Al sepulturero le acusa el pueblo requenense de poco aprensivo, lo cual considero injusto, pues, evidentemente, si eres aprensivo te tienes que buscar otro oficio. Se impuso un vigilante en el cementerio para velar que no se abusara de los muertos y se les enterrara bien, sin que surgieran “miasmas” de los cadáveres que polucionaran la atmósfera.

A los dos meses destituyeron al sepulturero burlón (se ve que no lo podían reconducir) y contrataron a uno nuevo con la especial condición de que respetara la moralidad que el trabajo y los finados reclamaban y, además, que no consintiera que se despojara al difunto de sus prendas, sintomático de las escenas que se estaban produciendo. También se le obligaba a dar sepultura gratuita a los que morían en el Hospital de Caridad y a los que llevaban papeletas de pobre; a tener en completo aseo y limpieza el cementerio y dar profundidad de 6 pies a la tierra donde debían de yacer los cadáveres a los que se les echaba cal y agua.
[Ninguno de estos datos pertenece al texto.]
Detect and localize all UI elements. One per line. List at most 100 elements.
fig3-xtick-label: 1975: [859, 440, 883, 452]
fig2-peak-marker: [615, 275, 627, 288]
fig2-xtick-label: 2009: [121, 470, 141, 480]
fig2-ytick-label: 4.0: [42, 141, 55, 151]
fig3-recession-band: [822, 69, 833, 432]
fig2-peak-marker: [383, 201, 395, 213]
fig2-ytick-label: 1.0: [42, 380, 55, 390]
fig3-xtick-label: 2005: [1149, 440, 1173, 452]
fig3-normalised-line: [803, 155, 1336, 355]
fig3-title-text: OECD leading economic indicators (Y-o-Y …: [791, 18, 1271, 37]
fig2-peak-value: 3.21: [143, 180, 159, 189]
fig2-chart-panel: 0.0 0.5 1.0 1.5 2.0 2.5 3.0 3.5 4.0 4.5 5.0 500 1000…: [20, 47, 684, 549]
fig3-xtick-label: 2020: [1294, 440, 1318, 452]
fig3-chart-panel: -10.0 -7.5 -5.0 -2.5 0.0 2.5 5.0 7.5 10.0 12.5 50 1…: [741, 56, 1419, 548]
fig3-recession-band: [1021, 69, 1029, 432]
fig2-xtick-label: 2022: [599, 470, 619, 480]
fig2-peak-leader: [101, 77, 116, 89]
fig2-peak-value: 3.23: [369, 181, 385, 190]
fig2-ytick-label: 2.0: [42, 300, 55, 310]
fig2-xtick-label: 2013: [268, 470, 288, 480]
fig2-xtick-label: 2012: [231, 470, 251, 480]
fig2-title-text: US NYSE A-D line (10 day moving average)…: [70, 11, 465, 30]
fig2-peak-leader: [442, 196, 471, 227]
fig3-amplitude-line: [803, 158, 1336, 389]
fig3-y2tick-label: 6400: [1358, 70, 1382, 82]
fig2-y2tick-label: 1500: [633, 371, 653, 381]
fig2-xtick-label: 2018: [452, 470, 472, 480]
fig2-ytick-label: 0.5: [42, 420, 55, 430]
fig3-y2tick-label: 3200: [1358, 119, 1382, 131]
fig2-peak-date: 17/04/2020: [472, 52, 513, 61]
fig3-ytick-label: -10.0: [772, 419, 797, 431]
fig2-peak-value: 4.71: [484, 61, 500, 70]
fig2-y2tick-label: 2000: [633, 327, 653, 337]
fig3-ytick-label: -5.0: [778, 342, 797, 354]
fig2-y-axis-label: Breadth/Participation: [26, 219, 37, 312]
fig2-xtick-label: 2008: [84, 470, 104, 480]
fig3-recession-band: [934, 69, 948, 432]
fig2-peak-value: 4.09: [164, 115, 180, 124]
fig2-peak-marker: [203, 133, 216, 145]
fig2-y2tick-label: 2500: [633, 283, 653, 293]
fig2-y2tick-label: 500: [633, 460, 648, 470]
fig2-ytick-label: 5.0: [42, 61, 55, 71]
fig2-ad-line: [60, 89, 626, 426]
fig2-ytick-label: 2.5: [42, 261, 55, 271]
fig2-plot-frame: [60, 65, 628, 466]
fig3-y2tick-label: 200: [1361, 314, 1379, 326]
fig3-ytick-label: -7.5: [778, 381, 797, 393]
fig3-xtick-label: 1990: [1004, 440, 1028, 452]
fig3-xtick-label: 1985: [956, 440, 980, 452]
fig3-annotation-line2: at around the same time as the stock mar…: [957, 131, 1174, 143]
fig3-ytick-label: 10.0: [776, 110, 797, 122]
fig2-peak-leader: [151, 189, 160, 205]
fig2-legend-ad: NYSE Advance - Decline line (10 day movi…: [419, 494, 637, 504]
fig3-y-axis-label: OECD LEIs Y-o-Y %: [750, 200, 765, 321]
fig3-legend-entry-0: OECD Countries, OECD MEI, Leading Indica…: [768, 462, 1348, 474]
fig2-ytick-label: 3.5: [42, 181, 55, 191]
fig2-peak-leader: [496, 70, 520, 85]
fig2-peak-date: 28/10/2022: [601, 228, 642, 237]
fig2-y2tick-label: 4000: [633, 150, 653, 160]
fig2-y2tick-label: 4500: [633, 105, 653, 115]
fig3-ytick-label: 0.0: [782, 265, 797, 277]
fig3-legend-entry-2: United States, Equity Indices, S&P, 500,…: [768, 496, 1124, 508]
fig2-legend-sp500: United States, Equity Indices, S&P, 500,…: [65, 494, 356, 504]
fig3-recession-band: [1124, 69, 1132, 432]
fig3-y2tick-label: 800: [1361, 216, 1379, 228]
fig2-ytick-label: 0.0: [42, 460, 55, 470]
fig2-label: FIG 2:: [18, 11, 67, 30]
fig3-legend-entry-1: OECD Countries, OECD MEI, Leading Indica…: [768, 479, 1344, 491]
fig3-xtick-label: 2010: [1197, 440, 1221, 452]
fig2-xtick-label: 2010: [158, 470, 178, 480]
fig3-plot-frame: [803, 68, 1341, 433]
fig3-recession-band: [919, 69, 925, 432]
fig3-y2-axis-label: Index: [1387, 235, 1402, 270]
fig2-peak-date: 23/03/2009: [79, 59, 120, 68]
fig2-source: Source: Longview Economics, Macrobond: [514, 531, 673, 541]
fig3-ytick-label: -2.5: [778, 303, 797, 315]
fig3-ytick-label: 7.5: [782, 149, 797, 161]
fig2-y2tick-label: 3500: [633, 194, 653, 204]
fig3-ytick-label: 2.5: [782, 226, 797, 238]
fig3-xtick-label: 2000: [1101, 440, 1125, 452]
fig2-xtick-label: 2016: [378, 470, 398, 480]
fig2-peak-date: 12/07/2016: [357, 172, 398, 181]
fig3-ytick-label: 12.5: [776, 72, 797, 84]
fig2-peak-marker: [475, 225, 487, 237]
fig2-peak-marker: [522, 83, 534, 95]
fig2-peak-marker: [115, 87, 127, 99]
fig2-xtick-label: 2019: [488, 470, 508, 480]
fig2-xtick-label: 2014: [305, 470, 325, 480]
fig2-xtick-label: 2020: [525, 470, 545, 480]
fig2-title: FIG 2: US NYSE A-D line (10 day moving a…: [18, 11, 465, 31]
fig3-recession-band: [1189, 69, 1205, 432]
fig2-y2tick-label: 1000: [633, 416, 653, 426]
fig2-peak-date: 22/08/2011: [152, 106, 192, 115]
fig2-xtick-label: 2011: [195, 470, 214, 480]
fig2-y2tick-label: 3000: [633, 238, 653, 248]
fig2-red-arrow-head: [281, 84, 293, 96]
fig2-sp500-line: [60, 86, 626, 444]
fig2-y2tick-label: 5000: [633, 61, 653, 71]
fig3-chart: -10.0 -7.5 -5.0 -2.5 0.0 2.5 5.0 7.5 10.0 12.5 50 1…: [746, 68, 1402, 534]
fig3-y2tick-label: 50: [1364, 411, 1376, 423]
El oficio de sepulturero muchas veces exige unas especiales condiciones que marcan a las personas. En Venta del Moro, el enterrador de los años 80 del pasado siglo también era singular. Era aficionado a pasear con un magnetófono de dimensiones colosales (cuanto más grande mejor) con la música a toda marcha. En cuanto salía el “enterraor” de su casa, la población era conocedora del hecho, pues se le oía en medio kilómetro a la redonda. De vez en cuando, además, entonaba desaforados “vivas” a la República aderezados con vasos de vino. Todo un enterrador marchoso.

En 1890, las cosas empezaron a cambiar en las costumbres funerarias requenenses. Un ciudadano solicitaba la concesión exclusiva por 8 o 10 años para establecer coches fúnebres para la conducción de cadáveres al cementerio ofreciendo conducir gratis a los pobres de solemnidad. Era el inicio del gran negocio de las “pompas fúnebres”.